The Web is making it possible for dedicated skilled amateurs to present their narratives. Revisionist history is growing by leaps and bounds. Public skepticism regarding all recent narratives of major events works in favor of revisionism. History courses are no longer required in many high schools and most universities. The official narrative is less and less known to readers. The history of Western civilization is a closed book -- an overpriced textbook. This is why I recruited Tom Woods to teach two years of Western civilization for the Ron Paul Curriculum. The graduates will know the story far better than their peers.

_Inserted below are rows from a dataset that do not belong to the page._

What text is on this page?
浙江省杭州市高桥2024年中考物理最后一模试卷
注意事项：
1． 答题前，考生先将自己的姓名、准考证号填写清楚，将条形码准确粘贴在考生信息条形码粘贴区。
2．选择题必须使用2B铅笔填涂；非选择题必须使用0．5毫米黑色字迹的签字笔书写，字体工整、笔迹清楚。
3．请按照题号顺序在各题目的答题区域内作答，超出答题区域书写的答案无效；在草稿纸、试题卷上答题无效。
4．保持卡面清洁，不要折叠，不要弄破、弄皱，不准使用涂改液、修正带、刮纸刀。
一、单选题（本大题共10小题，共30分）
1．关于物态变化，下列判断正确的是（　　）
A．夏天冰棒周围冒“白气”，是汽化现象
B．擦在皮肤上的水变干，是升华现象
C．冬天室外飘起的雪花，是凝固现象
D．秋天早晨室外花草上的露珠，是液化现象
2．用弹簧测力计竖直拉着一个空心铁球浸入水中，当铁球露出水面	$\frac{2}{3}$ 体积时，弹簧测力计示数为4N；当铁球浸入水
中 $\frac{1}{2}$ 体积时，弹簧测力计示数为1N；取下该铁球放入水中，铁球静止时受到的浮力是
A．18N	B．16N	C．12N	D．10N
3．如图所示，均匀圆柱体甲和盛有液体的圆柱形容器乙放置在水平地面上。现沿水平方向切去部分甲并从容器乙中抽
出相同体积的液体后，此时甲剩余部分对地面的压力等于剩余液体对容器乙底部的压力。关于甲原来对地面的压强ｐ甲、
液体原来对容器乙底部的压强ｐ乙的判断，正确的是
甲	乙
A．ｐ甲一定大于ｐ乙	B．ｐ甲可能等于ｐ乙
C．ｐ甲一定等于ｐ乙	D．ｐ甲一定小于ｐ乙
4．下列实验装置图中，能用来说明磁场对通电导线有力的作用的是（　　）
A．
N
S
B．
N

Almost no one remembers David Saville Muzzey. He was the best-selling American historian of all time. His high school textbook on American history was dominant from 1911 until 1965. Yet few people, even historians, knew who he was at the time. He was a theologically liberal Presbyterian with a Ph.D. in history from Columbia and a degree from nearby Union Theological Seminary. He was a nationalist. There was never any historian with anything like his readership -- a vast captive audience for half a century. He died in 1970. He looms large in Francis FitzGerald's monograph surveying the history of American public school history textbooks, America Revised (1979). Her book is long forgotten.

There is a growing homeschool market for competing textbooks in American history. I probably should have written one. But I had other projects, other callings.

Conclusion

The narrative is more important than the dots. But it must be revised at the margin continuously to make effective use of newly discovered dots. Because every narrative must be revised continuously as events fill up the time allotted for the narrative, this is a lifetime calling.

If the narrator of text can also narrate verbally effectively, so much the better. If he can also write revolutionary monographs, better yet.

We have waited a long time for this narrator.